There was a time when I visited my high school, he was there and we talked for a while and asked me if we can go home together. So I said yes. We talked. But we didn't have the chance to talk about what happened. I'm not really hurting that much that time. But I can't deny that I still do like him so much...
Last June (if I'm right), I saw him here in my school. He is also studying here. When I saw him, I'm so bothered. I just realized that I'm not yet completely healed. And I don't want any distractions back then.It's so hard on my part. And we don't have any closure or anything.
We are still friends. But now I can say that we really are friends. And I'm so over him. I'm over the pain. Finally. But he's still one of my crushes.hahaha...
I can now really sing Over You...
There are times that I feel alone. At those times I need someone to talk to that would really listen to me. I'm surrounded by people who loves me but doesn't seem to care about what I feel. When I am to tell what I feel about something or even say that I'm having problems with something, they don't listen. They talk and talk. And sometimes, we end up arguing. So what I do is I keep everything everything to myself. As I keep everything to myself, I long for comfort. Comfort that no one can give me. I just found myself clinging on to God. I tell Him what I feel. And He's just there to listen. He listens to me that neither my parents nor my best friends had ever listened to me. It made me feel better, better than ever. Why do I always forget to seek Him first? Why do I come to Him as my last resort? I wouldn't have done regretful things if only I seek Him first. I wouldn't have felt that miserable, lonely, alone,unloved. If I just knew even before how it feels to be comforted by Him.

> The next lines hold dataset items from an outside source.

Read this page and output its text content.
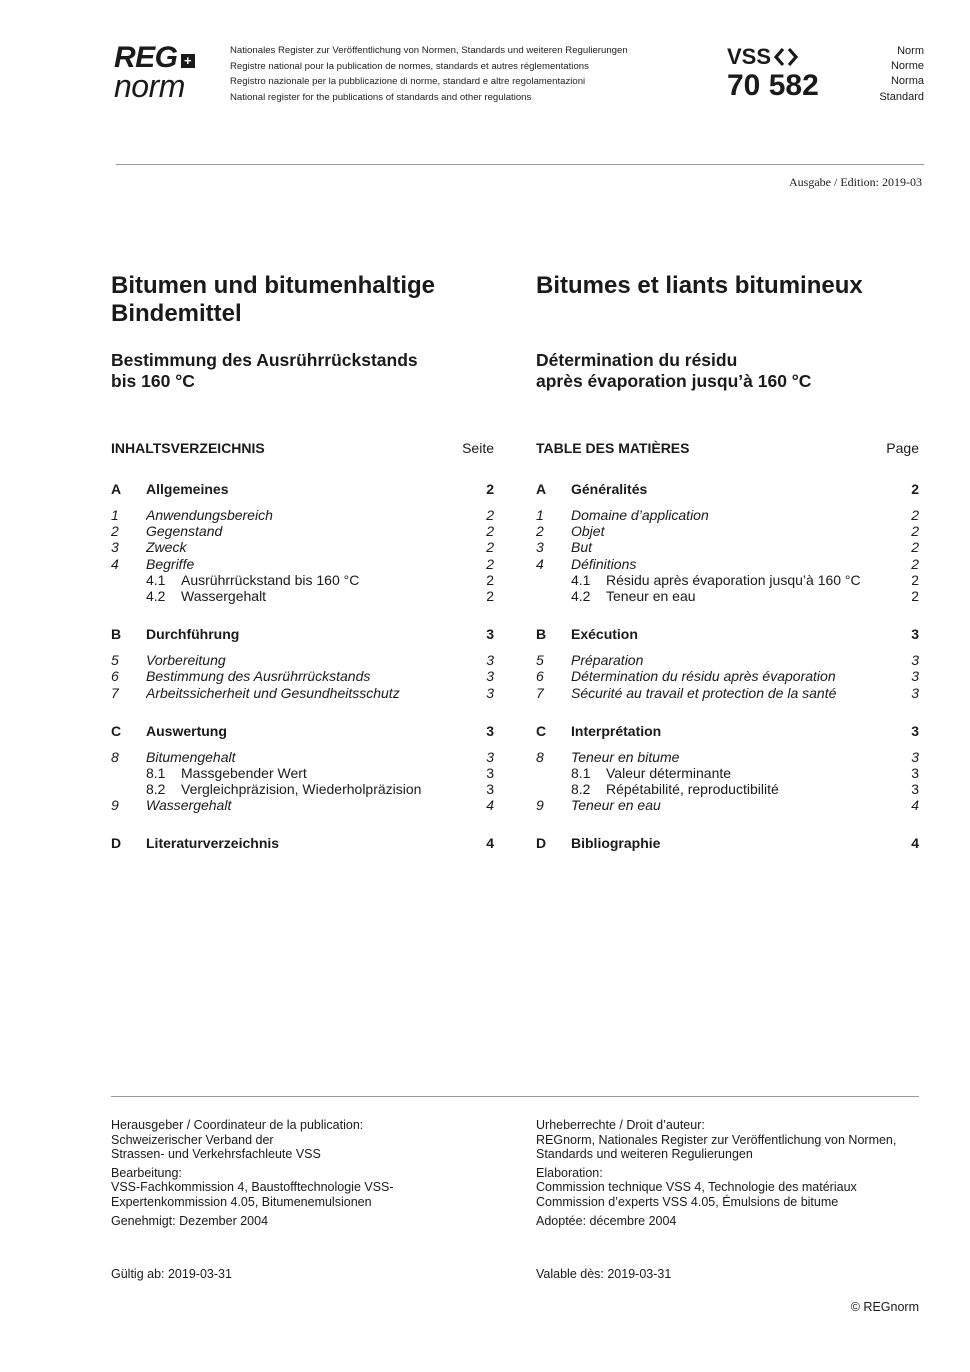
REG +
norm
Nationales Register zur Veröffentlichung von Normen, Standards und weiteren Regulierungen
Registre national pour la publication de normes, standards et autres réglementations
Registro nazionale per la pubblicazione di norme, standard e altre regolamentazioni
National register for the publications of standards and other regulations
VSS
70 582
Norm
Norme
Norma
Standard
Ausgabe / Edition: 2019-03
Bitumen und bitumenhaltige Bindemittel
Bitumes et liants bitumineux
Bestimmung des Ausrührrückstands
bis 160 °C
Détermination du résidu
après évaporation jusqu’à 160 °C
INHALTSVERZEICHNIS	Seite
A	Allgemeines	2
1	Anwendungsbereich	2
2	Gegenstand	2
3	Zweck	2
4	Begriffe	2
4.1	Ausrührrückstand bis 160 °C	2
4.2	Wassergehalt	2
B	Durchführung	3
5	Vorbereitung	3
6	Bestimmung des Ausrührrückstands	3
7	Arbeitssicherheit und Gesundheitsschutz	3
C	Auswertung	3
8	Bitumengehalt	3
8.1	Massgebender Wert	3
8.2	Vergleichpräzision, Wiederholpräzision	3
9	Wassergehalt	4
D	Literaturverzeichnis	4
TABLE DES MATIÈRES	Page
A	Généralités	2
1	Domaine d’application	2
2	Objet	2
3	But	2
4	Définitions	2
4.1	Résidu après évaporation jusqu’à 160 °C	2
4.2	Teneur en eau	2
B	Exécution	3
5	Préparation	3
6	Détermination du résidu après évaporation	3
7	Sécurité au travail et protection de la santé	3
C	Interprétation	3
8	Teneur en bitume	3
8.1	Valeur déterminante	3
8.2	Répétabilité, reproductibilité	3
9	Teneur en eau	4
D	Bibliographie	4
Herausgeber / Coordinateur de la publication:
Schweizerischer Verband der
Strassen- und Verkehrsfachleute VSS
Bearbeitung:
VSS-Fachkommission 4, Baustofftechnologie VSS-
Expertenkommission 4.05, Bitumenemulsionen
Genehmigt: Dezember 2004
Urheberrechte / Droit d’auteur:
REGnorm, Nationales Register zur Veröffentlichung von Normen,
Standards und weiteren Regulierungen
Elaboration:
Commission technique VSS 4, Technologie des matériaux
Commission d’experts VSS 4.05, Émulsions de bitume
Adoptée: décembre 2004
Gültig ab: 2019-03-31	Valable dès: 2019-03-31
© REGnorm
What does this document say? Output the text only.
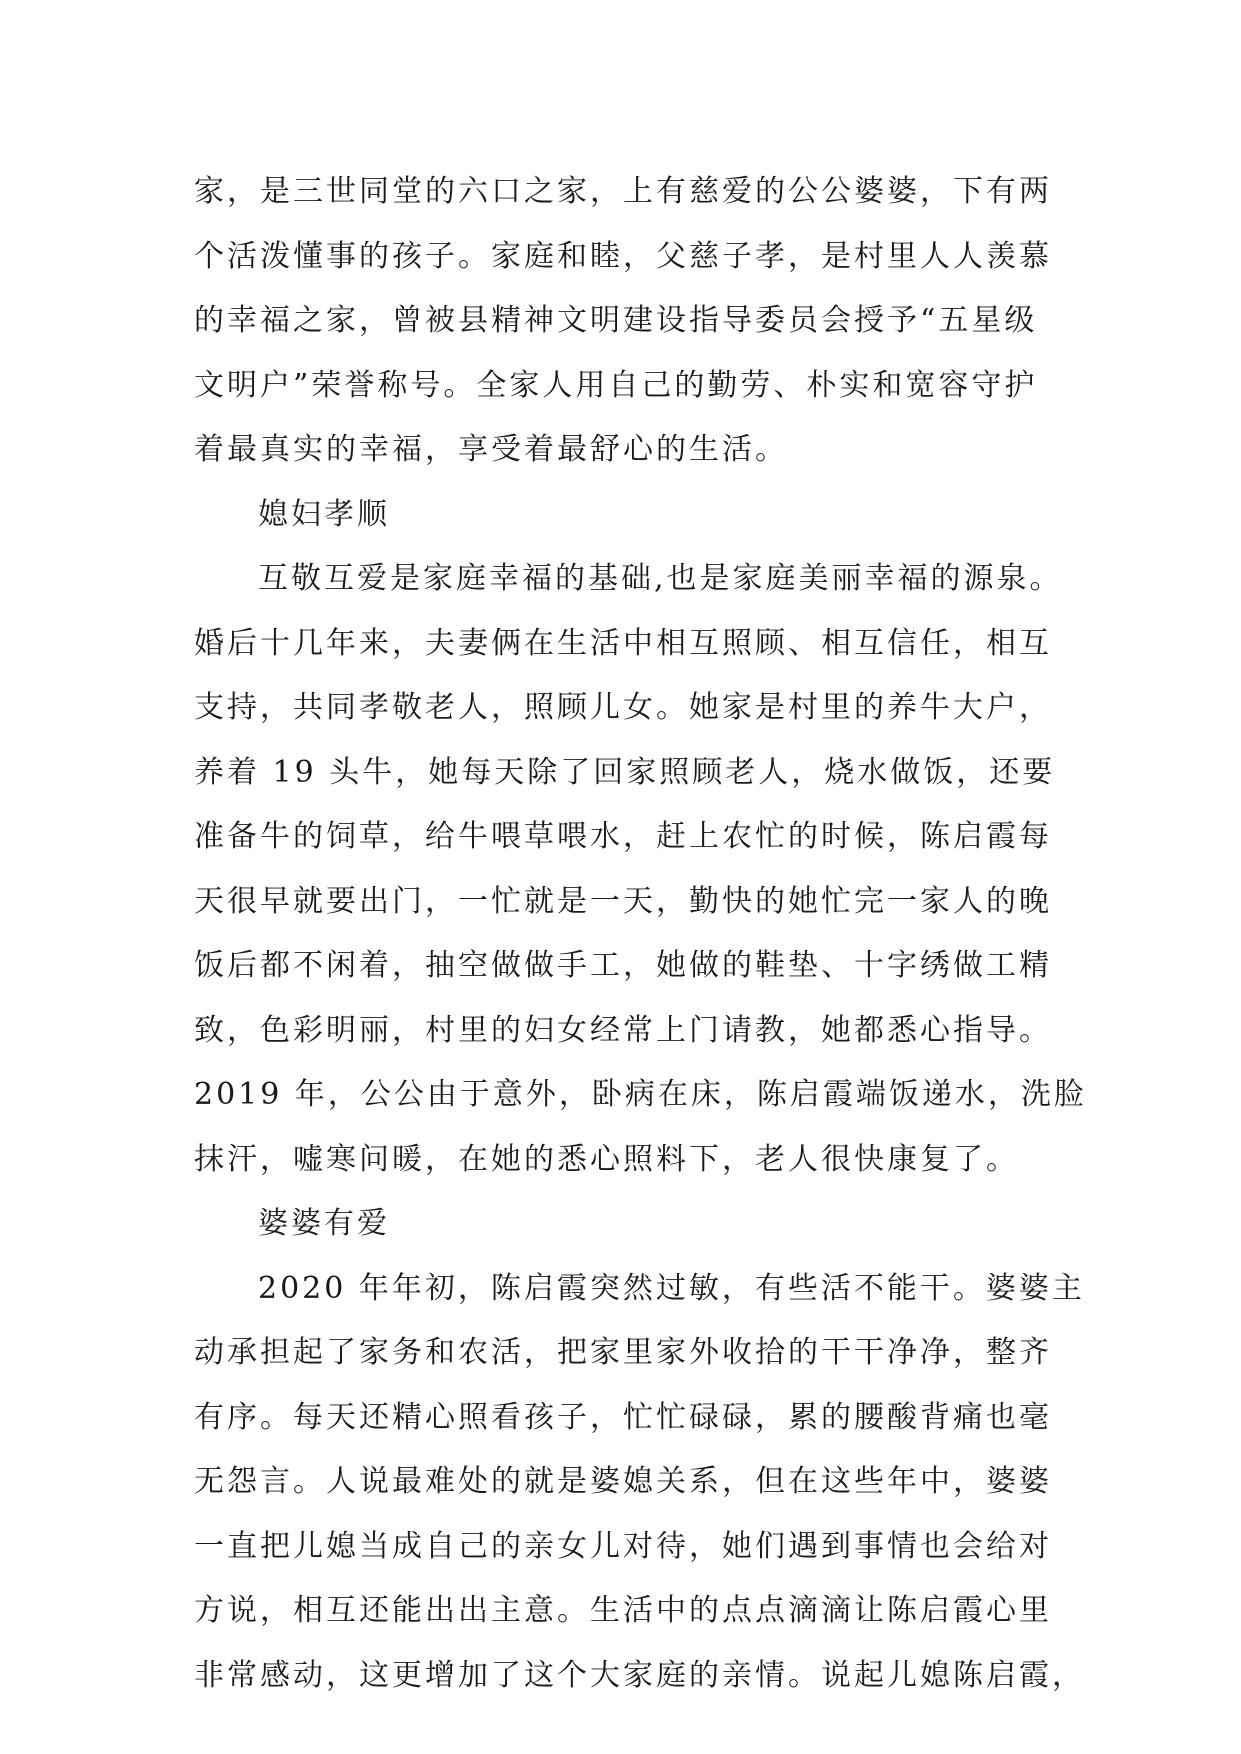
家，是三世同堂的六口之家，上有慈爱的公公婆婆，下有两
个活泼懂事的孩子。家庭和睦，父慈子孝，是村里人人羡慕
的幸福之家，曾被县精神文明建设指导委员会授予“五星级
文明户”荣誉称号。全家人用自己的勤劳、朴实和宽容守护
着最真实的幸福，享受着最舒心的生活。
媳妇孝顺
互敬互爱是家庭幸福的基础,也是家庭美丽幸福的源泉。
婚后十几年来，夫妻俩在生活中相互照顾、相互信任，相互
支持，共同孝敬老人，照顾儿女。她家是村里的养牛大户，
养着 19 头牛，她每天除了回家照顾老人，烧水做饭，还要
准备牛的饲草，给牛喂草喂水，赶上农忙的时候，陈启霞每
天很早就要出门，一忙就是一天，勤快的她忙完一家人的晚
饭后都不闲着，抽空做做手工，她做的鞋垫、十字绣做工精
致，色彩明丽，村里的妇女经常上门请教，她都悉心指导。
2019 年，公公由于意外，卧病在床，陈启霞端饭递水，洗脸
抹汗，嘘寒问暖，在她的悉心照料下，老人很快康复了。
婆婆有爱
2020 年年初，陈启霞突然过敏，有些活不能干。婆婆主
动承担起了家务和农活，把家里家外收拾的干干净净，整齐
有序。每天还精心照看孩子，忙忙碌碌，累的腰酸背痛也毫
无怨言。人说最难处的就是婆媳关系，但在这些年中，婆婆
一直把儿媳当成自己的亲女儿对待，她们遇到事情也会给对
方说，相互还能出出主意。生活中的点点滴滴让陈启霞心里
非常感动，这更增加了这个大家庭的亲情。说起儿媳陈启霞，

It sucks!There are times that I super hate my youngest brother.Why? Becuase of his inferiority complex,stubborness and laziness. It's the first time that I hated someone for a while because of his/her inferiority complex.It's irritatin. It makes me stumble. He is one of my stumbling blocks. Does he really need to let us know and feel that he has inferiority complex?!I know that he's acting like that not just because of inferiority complex. He is just making an excuse for a lot of things. The truth is he is so stubborn and lazy. And i find it difficult to get along with people who are such.

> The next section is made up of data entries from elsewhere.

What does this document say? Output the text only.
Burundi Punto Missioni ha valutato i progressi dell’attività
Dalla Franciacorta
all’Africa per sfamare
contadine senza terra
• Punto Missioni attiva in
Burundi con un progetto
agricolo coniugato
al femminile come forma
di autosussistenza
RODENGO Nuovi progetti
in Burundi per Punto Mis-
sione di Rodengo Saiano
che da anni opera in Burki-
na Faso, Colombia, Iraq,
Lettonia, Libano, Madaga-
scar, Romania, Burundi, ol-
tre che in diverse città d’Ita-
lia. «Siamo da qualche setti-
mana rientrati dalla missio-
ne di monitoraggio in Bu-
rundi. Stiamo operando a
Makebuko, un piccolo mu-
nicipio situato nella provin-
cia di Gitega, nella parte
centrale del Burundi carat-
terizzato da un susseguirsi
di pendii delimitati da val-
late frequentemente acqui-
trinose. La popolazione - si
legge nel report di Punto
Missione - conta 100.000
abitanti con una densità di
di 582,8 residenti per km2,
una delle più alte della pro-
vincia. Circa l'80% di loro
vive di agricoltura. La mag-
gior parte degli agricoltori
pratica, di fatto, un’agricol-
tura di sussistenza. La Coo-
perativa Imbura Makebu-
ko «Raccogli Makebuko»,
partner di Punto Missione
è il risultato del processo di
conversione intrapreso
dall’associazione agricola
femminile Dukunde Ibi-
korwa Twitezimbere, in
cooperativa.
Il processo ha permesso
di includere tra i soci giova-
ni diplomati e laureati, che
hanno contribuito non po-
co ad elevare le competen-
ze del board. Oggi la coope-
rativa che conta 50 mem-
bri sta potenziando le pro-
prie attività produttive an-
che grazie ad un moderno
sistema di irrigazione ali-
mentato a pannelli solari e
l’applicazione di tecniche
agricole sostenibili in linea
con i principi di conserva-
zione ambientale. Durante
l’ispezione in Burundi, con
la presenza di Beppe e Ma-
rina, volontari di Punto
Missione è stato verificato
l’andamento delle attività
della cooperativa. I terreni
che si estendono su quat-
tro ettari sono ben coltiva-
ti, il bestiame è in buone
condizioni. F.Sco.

Now, I find it difficult to help him overcome his inferiority complex. He makes me stumble. He makes me commit sin. And it hurts, knowing that whenever I commit sin, I am hurting God, And that whatever I do to my fellowmen, i also do it to God. If I will hit mi brother, also hit God. Ouch! Can't imagine.
God wants me to be honest with Him, especially when it comes to my feeling. So, I ended up telling God what exectly I feel. I told Him that I'm super disappointed, frustrated and angry with my youngest brother. It is difficult. and I need His help.
I don't know what will happen to us this following weeks. I don't know if we'll be okay. I don't know what to do with him. I'll just leave it all to God.